Comparative Methods with Sampling Error and Within-Species Variation: Contrasts Revisited and Revised
Publication Type: |
Journal Article |
Year of Publication: |
2008 |
Authors: |
Joseph Felsenstein |
Publication/Journal: |
The American Naturalist |
Keywords: |
comparative method, contrasts, phenotypic variance, phylogeny, sampling error, statistics |
Abstract:
Comparative methods analyses have usually assumed that the species phenotypes are the true means for those species. In most analyses, the actual values used are means of samples of modest size.
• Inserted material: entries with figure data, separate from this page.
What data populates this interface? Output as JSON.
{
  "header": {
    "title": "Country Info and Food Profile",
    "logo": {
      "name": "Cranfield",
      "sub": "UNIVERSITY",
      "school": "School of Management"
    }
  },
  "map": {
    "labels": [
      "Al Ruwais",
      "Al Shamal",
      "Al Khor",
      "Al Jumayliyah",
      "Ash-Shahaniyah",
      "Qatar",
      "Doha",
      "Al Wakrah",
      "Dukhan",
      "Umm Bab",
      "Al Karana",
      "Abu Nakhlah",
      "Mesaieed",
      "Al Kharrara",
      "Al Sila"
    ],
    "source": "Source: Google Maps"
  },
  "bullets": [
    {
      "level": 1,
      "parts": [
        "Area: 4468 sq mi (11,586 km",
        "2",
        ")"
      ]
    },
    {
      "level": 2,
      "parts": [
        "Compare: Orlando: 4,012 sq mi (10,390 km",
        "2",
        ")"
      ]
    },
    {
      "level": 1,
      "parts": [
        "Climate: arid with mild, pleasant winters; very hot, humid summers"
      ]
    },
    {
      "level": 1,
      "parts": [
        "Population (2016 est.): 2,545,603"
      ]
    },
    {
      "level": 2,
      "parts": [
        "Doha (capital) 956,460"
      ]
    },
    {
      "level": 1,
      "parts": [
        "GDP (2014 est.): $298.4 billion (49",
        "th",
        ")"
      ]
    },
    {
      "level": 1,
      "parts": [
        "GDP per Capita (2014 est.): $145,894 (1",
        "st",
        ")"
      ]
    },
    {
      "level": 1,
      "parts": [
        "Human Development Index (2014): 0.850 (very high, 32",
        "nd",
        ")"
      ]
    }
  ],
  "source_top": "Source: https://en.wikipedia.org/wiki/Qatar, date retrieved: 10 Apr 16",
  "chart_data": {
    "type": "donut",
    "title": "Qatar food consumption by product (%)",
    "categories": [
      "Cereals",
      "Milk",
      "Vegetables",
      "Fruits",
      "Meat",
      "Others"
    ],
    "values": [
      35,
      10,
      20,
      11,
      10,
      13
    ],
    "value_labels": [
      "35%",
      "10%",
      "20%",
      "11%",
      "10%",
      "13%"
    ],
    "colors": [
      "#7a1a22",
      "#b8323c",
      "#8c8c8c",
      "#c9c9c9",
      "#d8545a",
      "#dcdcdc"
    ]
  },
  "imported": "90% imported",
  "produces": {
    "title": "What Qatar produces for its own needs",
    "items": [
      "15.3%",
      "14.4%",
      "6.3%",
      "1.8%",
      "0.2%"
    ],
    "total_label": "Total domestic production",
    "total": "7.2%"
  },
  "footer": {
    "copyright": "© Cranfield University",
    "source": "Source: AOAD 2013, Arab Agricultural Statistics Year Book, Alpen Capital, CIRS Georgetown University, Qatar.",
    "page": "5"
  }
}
The covariances of contrasts then involve both the covariance of evolutionary changes and a fraction of the within‐species phenotypic covariance, the fraction depending on the sample size for that species. Ives et al. have shown how to analyze data in this case when the within‐species phenotypic covariances are known. The present model allows them to be unknown and to be estimated from the data. A multivariate normal statistical model is used for multiple characters in samples of finite size from species related by a known phylogeny, under the usual Brownian motion model of change and with equal within‐species phenotypic covariances. Contrasts in each character can be obtained both between individuals within a species and between species. Each contrast can be taken for all of the characters. These sets of contrasts, each the same contrast taken for different characters, are independent. The within‐set covariances are unequal and depend on the unknown true covariance matrices. An expectation‐maximization algorithm is derived for making a reduced maximum likelihood estimate of the covariances of evolutionary change and the within‐species phenotypic covariances. It is available in the Contrast program of the PHYLIP package. Computer simulations show that the covariances are biased when the finiteness of sample size is not taken into account and that using the present model corrects the bias. Sampling variation reduces the power of inference of covariation in evolution of different characters. An extension of this method to incorporate estimates of additive genetic covariances from a simple genetic experiment is also discussed.